Cultivated seedlings (measured at ca node 10): cotyledons bilobed; stems rounded to square in cross-section, glaucous, warty or smooth; leaves sessile, opposite for many pairs, orbicular to cordate, 1.5–3.5 cm long, 1.7–3.5 cm wide, base usually amplexicaul, margin entire or crenulate, apex rounded to emarginate, glaucous weathering to grey-green.
Flowering has been recorded in all months of the year with a peak from April to July (see Williams & Potts, 1996, p. 116).
A small to medium-sized tree endemic to Tasmania where it only occurs at mid to high altitudes in the south-east, e.g. Mt Wellington and Mt Field National Park, but disjunct occurences are also found West of Lake Sorrel, in the Midlands on Mount Seymour, on Maria Island and near Strathport on Tylers Hill.

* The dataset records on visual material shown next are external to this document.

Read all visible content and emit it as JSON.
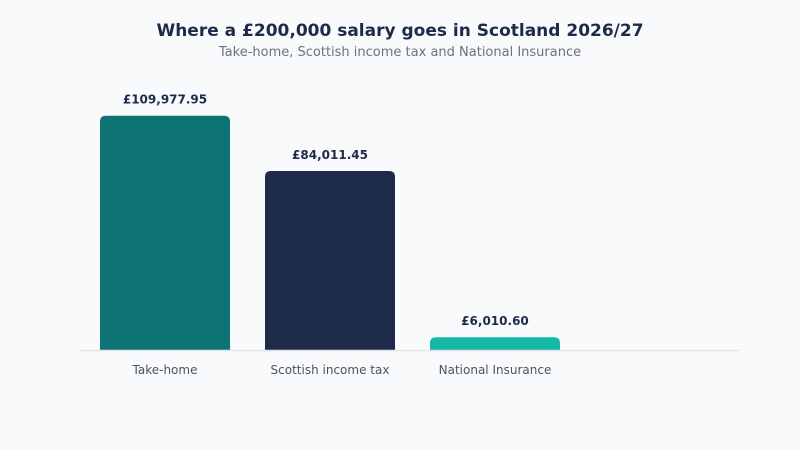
{
  "chart_data": {
    "type": "bar",
    "title": "Where a £200,000 salary goes in Scotland 2026/27",
    "subtitle": "Take-home, Scottish income tax and National Insurance",
    "categories": [
      "Take-home",
      "Scottish income tax",
      "National Insurance"
    ],
    "values": [
      109977.95,
      84011.45,
      6010.6
    ],
    "value_labels": [
      "£109,977.95",
      "£84,011.45",
      "£6,010.60"
    ],
    "colors": [
      "#0e7373",
      "#1e2a4a",
      "#14b8a6"
    ],
    "ylim": [
      0,
      115000
    ],
    "grid": false,
    "legend": "none"
  }
}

Eucalyptus urnigera is distinguished most easily by the pendulous, urn-shaped fruit which resemble no other in Tasmania. Bark is smooth, the crown usually glaucous at higher altitudes, greener at lower altitudes, and buds and fruit are in threes. It is perhaps most closely related to E. morrisbyi, a species endemic and restricted to the Cremorne–South Arm area and Risdon area east of Hobart. E. morrisbyi differs in being, relative to E. urnigera, a more lowland species with less pendulous and smaller buds and fruit.
Eucalyptus urnigera belongs in Eucalyptus subgenus Symphyomyrtus section Maidenaria, a large group of species more or less restricted to south-eastern Australia, characterised by bilobed cotyledons, simple axillary inflorescences, buds with two opercula, stamens with versatile anthers and flattened seeds with a ventral hilum. Within this section, E. urnigera, with nine other species, forms series Orbiculares having orbicular to cordate juvenile leaves opposite for many nodes, a glaucous crown, and buds in threes. Series Orbiculares is confined to cool-temperate parts of far south-eastern New South Wales, eastern Victoria and Tasmania and includes these species: E. urnigera, E. morrisbyi, E. gunnii, E. archeri, E. cordata, all endemic to Tasmania, E. perriniana (New South Wales, Victoria and Tasmania); E. glaucescens, E. chapmaniana (New South Wales, Victoria), E. saxatilis (endemic to Victoria), and E. pulverulenta (endemic to New South Wales).